Antibes historique
Michel-Joseph EMOND dit EMOND D’ESCLEVIN, né le 20 septembre 1734 à Guise (Aisne). Son père était capitaine d’infanterie, et avait épousé le 26 mai 1732 une demoiselle de Terme. Il termina sa vie comme commandant d’une compagnie d’invalides.
Son fils, Michel-Joseph, fut nommé lieutenant de la compagnie de Montmort le 15 avril 1746, et arriva à Antibes en 1762 comme directeur de la correspondance de Corse.
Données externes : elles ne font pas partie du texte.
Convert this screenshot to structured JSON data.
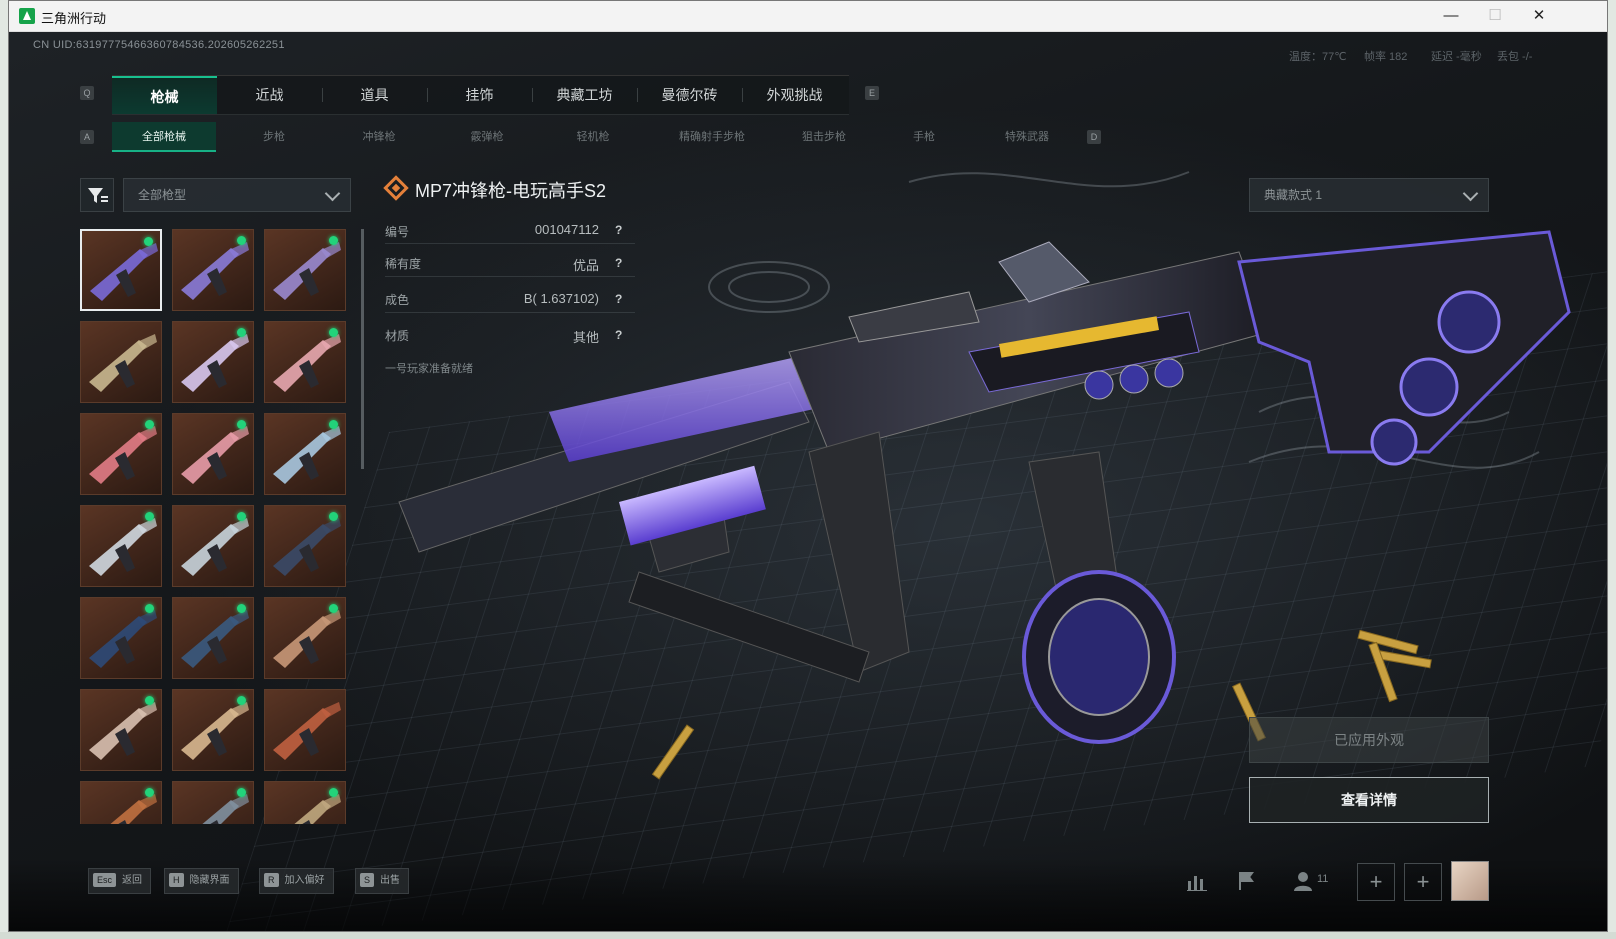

Il fut maire de la ville de 1793 à 1794. Il fut l’un des membres fondateurs d’une des premières loges maçonniques antiboises (voir rue des Casemates) intitulée Les Parfaits Amis Choisis qui alluma ses feux en 1765.
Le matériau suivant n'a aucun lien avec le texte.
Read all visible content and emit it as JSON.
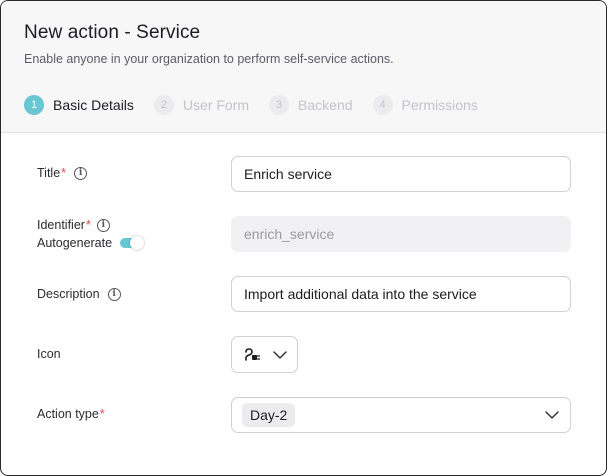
{
  "dialog": {
    "title": "New action - Service",
    "subtitle": "Enable anyone in your organization to perform self-service actions."
  },
  "steps": [
    {
      "num": "1",
      "label": "Basic Details",
      "active": true
    },
    {
      "num": "2",
      "label": "User Form",
      "active": false
    },
    {
      "num": "3",
      "label": "Backend",
      "active": false
    },
    {
      "num": "4",
      "label": "Permissions",
      "active": false
    }
  ],
  "form": {
    "title": {
      "label": "Title",
      "required": "*",
      "value": "Enrich service"
    },
    "identifier": {
      "label": "Identifier",
      "required": "*",
      "value": "enrich_service",
      "autogenerate_label": "Autogenerate",
      "autogenerate_on": true
    },
    "description": {
      "label": "Description",
      "value": "Import additional data into the service"
    },
    "icon": {
      "label": "Icon",
      "icon_name": "plug-icon"
    },
    "action_type": {
      "label": "Action type",
      "required": "*",
      "value": "Day-2"
    }
  },
  "colors": {
    "accent": "#69c6d3",
    "required": "#e5484d"
  }
}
Il épousa le 5 juin 1762 Bartholomée du Boyer de Choisy, née à Antibes le 16 avril 1732, fille de Louis-Joseph du Boyer de Choisy, capitaine d’infanterie, dont il eut plusieurs enfants, parmi lesquels :
• Charles-Félix EMOND D’ESCLEVIN, né à Antibes le 7 octobre 1762, commença une carrière militaire en 1778, obtint la croix de Saint-Louis et finit sa carrière comme commissaire de guerre. Il obtint le 24 janvier 1815 un certificat attestant que sa famille jouissait depuis longtemps des avantages de la noblesse et fut confirmé dans sa noblesse par lettres patentes du roi Louis XVIII le 20 décembre 1817. Il commanda la garde nationale d’Antibes où il mourut le 4 mai 1842 à l’âge de 80 ans.
Il avait épousé le 1er mai 1794 Blanche Giraud, fille de Jean Giraud, maire d’Antibes, dont il eut un fils, Jean-Baptiste-Félix Emond d’Esclevin, né le 4 février 1797, volontaire royal de l’armée du midi en 1815.
• Balthazar-Joseph, baron EMOND D’ESCLEVIN, né à Antibes le 20 mars 1765, fit une brillante carrière dans l’artillerie de marine. Lieutenant des canonniers garde-côtes le 5 mars 1789, il prit part à l’expédition d’Egypte. Le 2 mai 1813, il participa à la bataille de Lützen à la tête du 1er régiment d’artillerie de marine, où il fut gravement blessé. Il fut alors fait baron d’Empire par Napoléon, reçut la légion d’honneur le 25 mai 1813 et fut nommé général de brigade, le 4 août 1813. Fait prisonnier le 11 novembre 1813, il mourut en captivité le 28 décembre 1813 des blessures reçues lors de la bataille de Kulm (30 août 1813).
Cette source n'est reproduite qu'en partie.